Roland Desbordes : "Vingt-quatre ans après Tchernobyl, la radioactivité est toujours là"

Cela fait 24 ans que le nuage de Tchernobyl est passé au-dessus de la France, en s’arrêtant. Et aujourd’hui, en dehors des commémorations qui ne rassemblent que peu de monde, on n’en parle plus beaucoup.

Pourquoi ?

"Le côté délicat, c’est le côté sanitaire. Il a été difficile de faire reconnaître aux autorités françaises les réalités des retombées. On a mis vingt ans à y arriver. Il a fallu attendre 2006 pour que, sur les sites officiels français, on trouve des cartes qui soient acceptables. Les cartes de l’époque n’ont toujours pas été remises en cause, et d’ailleurs, elles ne figurent plus sur les sites."

Quel est le bilan aujourd’hui du passage du nuage ?

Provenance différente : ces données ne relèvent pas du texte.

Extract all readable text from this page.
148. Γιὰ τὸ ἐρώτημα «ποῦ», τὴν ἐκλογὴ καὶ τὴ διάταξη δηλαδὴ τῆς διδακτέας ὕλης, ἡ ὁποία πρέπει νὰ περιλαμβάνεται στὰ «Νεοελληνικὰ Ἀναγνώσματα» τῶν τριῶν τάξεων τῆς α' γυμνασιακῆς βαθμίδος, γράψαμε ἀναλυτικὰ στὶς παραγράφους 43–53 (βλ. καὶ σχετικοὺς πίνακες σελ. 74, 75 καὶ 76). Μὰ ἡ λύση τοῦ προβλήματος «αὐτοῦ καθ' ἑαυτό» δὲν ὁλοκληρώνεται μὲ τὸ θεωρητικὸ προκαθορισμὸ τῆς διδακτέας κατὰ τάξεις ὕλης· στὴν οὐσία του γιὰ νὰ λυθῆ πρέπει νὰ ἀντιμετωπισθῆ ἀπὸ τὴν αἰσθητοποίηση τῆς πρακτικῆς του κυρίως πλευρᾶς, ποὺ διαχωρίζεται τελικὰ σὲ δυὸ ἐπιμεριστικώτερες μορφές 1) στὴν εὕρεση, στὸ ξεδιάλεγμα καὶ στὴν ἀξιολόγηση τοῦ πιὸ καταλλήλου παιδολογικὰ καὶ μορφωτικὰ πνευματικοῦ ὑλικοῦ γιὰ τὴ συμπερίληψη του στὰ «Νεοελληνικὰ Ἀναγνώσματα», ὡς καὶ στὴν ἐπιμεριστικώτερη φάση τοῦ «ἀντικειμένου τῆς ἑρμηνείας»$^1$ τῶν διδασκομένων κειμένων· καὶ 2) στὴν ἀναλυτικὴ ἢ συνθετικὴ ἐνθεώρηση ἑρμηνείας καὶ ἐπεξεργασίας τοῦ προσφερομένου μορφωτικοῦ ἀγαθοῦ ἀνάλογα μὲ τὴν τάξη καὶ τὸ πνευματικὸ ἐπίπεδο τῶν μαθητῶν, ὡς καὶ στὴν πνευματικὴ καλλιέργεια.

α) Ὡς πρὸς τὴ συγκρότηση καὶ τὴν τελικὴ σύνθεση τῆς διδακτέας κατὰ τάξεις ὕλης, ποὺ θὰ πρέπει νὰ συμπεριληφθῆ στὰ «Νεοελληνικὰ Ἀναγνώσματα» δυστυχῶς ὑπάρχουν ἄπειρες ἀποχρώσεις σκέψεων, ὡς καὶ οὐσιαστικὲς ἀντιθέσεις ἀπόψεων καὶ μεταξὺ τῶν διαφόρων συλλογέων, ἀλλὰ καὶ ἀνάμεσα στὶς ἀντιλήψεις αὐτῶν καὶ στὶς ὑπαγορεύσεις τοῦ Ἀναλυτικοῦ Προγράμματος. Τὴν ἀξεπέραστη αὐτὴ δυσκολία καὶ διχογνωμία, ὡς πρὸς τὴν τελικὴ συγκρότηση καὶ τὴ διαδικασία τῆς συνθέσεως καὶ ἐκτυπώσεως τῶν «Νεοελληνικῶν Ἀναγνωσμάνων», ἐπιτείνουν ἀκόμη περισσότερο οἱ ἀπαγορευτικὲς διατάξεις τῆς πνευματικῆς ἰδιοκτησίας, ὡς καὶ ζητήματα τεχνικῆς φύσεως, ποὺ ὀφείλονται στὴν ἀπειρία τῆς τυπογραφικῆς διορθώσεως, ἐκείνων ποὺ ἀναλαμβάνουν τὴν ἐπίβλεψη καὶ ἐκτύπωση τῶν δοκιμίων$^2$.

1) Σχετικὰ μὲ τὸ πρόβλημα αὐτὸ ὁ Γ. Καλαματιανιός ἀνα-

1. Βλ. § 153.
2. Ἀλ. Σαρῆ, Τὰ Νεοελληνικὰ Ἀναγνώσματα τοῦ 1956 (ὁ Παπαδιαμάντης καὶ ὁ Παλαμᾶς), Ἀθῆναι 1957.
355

"Les limites de doses de radiation ont été dépassées en zone rurale et dans l’est de la France en 1986. Non seulement, on n’a pas retiré les produits du commerce à l’époque, mais on n’a pas incité les gens à restreindre leur consommation de lait par exemple. On aurait dû prendre des mesures comme dans les pays voisins, comme l’Allemagne, la Suisse et l’Italie. Il n’y a aujourd’hui pas de polémique dans ces pays-là alors qu’en France, la polémique rebondit tous les ans."

En quoi consiste l’action de la Criirad aujourd’hui ?

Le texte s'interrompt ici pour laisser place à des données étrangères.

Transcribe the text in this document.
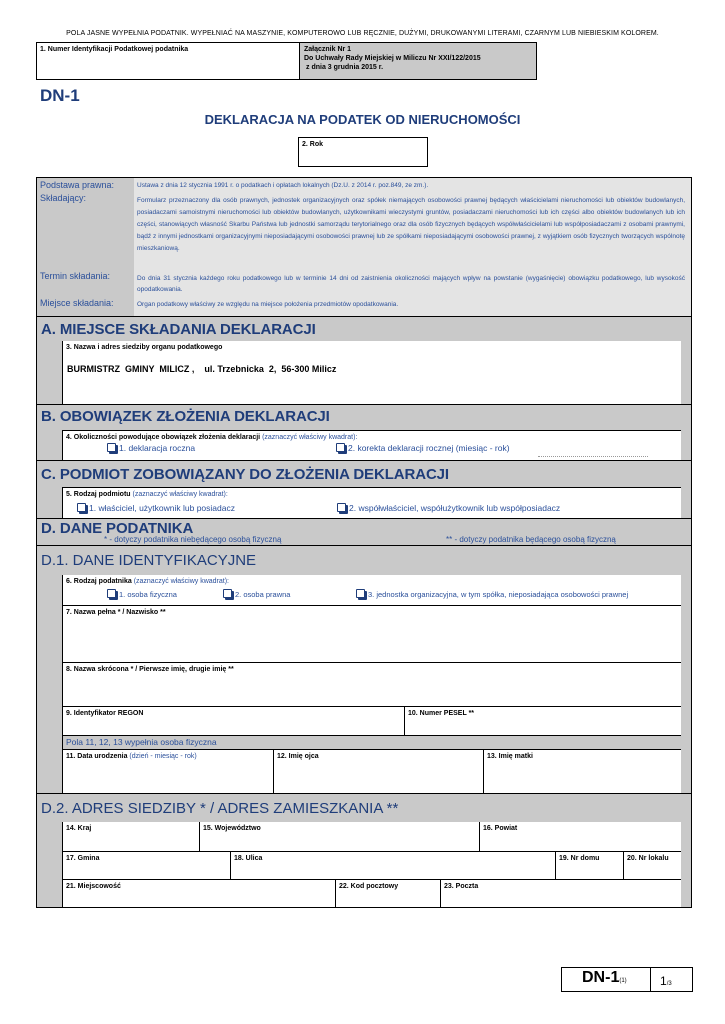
POLA JASNE WYPEŁNIA PODATNIK. WYPEŁNIAĆ NA MASZYNIE, KOMPUTEROWO LUB RĘCZNIE, DUŻYMI, DRUKOWANYMI LITERAMI, CZARNYM LUB NIEBIESKIM KOLOREM.
1. Numer Identyfikacji Podatkowej podatnika	Załącznik Nr 1
Do Uchwały Rady Miejskiej w Miliczu Nr XXI/122/2015
z dnia 3 grudnia 2015 r.
DN-1
DEKLARACJA NA PODATEK OD NIERUCHOMOŚCI
2. Rok
Podstawa prawna:	Ustawa z dnia 12 stycznia 1991 r. o podatkach i opłatach lokalnych (Dz.U. z 2014 r. poz.849, ze zm.).
Składający:	Formularz przeznaczony dla osób prawnych, jednostek organizacyjnych oraz spółek niemających osobowości prawnej będących właścicielami nieruchomości lub obiektów budowlanych, posiadaczami samoistnymi nieruchomości lub obiektów budowlanych, użytkownikami wieczystymi gruntów, posiadaczami nieruchomości lub ich części albo obiektów budowlanych lub ich części, stanowiących własność Skarbu Państwa lub jednostki samorządu terytorialnego oraz dla osób fizycznych będących współwłaścicielami lub współposiadaczami z osobami prawnymi, bądź z innymi jednostkami organizacyjnymi nieposiadającymi osobowości prawnej lub ze spółkami nieposiadającymi osobowości prawnej, z wyjątkiem osób fizycznych tworzących wspólnotę mieszkaniową.
Termin składania:	Do dnia 31 stycznia każdego roku podatkowego lub w terminie 14 dni od zaistnienia okoliczności mających wpływ na powstanie (wygaśnięcie) obowiązku podatkowego, lub wysokość opodatkowania.
Miejsce składania:	Organ podatkowy właściwy ze względu na miejsce położenia przedmiotów opodatkowania.
A. MIEJSCE SKŁADANIA DEKLARACJI
3. Nazwa i adres siedziby organu podatkowego
BURMISTRZ  GMINY  MILICZ ,    ul. Trzebnicka  2,  56-300 Milicz
B. OBOWIĄZEK ZŁOŻENIA DEKLARACJI
4. Okoliczności powodujące obowiązek złożenia deklaracji (zaznaczyć właściwy kwadrat):
1. deklaracja roczna	2. korekta deklaracji rocznej (miesiąc - rok)
C. PODMIOT ZOBOWIĄZANY DO ZŁOŻENIA DEKLARACJI
5. Rodzaj podmiotu (zaznaczyć właściwy kwadrat):
1. właściciel, użytkownik lub posiadacz	2. współwłaściciel, współużytkownik lub współposiadacz
D. DANE PODATNIKA
* - dotyczy podatnika niebędącego osobą fizyczną	** - dotyczy podatnika będącego osobą fizyczną
D.1. DANE IDENTYFIKACYJNE
6. Rodzaj podatnika (zaznaczyć właściwy kwadrat):
1. osoba fizyczna	2. osoba prawna	3. jednostka organizacyjna, w tym spółka, nieposiadająca osobowości prawnej
7. Nazwa pełna * / Nazwisko **
8. Nazwa skrócona * / Pierwsze imię, drugie imię **
9. Identyfikator REGON	10. Numer PESEL **
Pola 11, 12, 13 wypełnia osoba fizyczna
11. Data urodzenia (dzień - miesiąc - rok)	12. Imię ojca	13. Imię matki
D.2. ADRES SIEDZIBY * / ADRES ZAMIESZKANIA **
14. Kraj	15. Województwo	16. Powiat
17. Gmina	18. Ulica	19. Nr domu	20. Nr lokalu
21. Miejscowość	22. Kod pocztowy	23. Poczta
DN-1(1)	1/3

"Nous avons déposé un recours contre la justice en mars 2001 avec au départ une trentaine de personnes malades de la thyroïde. Aujourd’hui, nous en sommes à 640 personnes, dont des gens de l’est de la France. J’ai vu la juge d’instruction la semaine dernière. Le dossier est toujours en cours d’instruction. La mise en examen du professeur Pellerin qui orchestrait en quelque sorte la "désinformation" est intervenue en 2006. II était très bavard au départ, mais ensuite il ne s’est plus présenté aux convocations du juge. Je pense que c’est pour éviter de mettre en cause les responsables politiques de l’époque. Malgré des pressions, la juge, qui dépend du pôle sanitaire du tribunal de grande instance de Paris, n’a jamais accepté de classer le dossier."

Dans les Vosges, on a découvert en 1996 que le nuage ne s’était pas arrêté la frontière grâce à la fameuse affaire du sanglier radioactif..

"Oui, grace notamment à un militaire qui passait sa visite d’incorporation dans la marine et qui dépassait les doses. Il était chasseur, ramasseur de champignons et on a fait des recherches à Saint-Jean-d’Orrnont. Du coup, il y a eu toute une série de contrôles dans la région. L’IPSN a même fait une opération héliportée qui a permis de remettre pas mal de choses en ordre. Mais depuis, on a enterré l’affaire".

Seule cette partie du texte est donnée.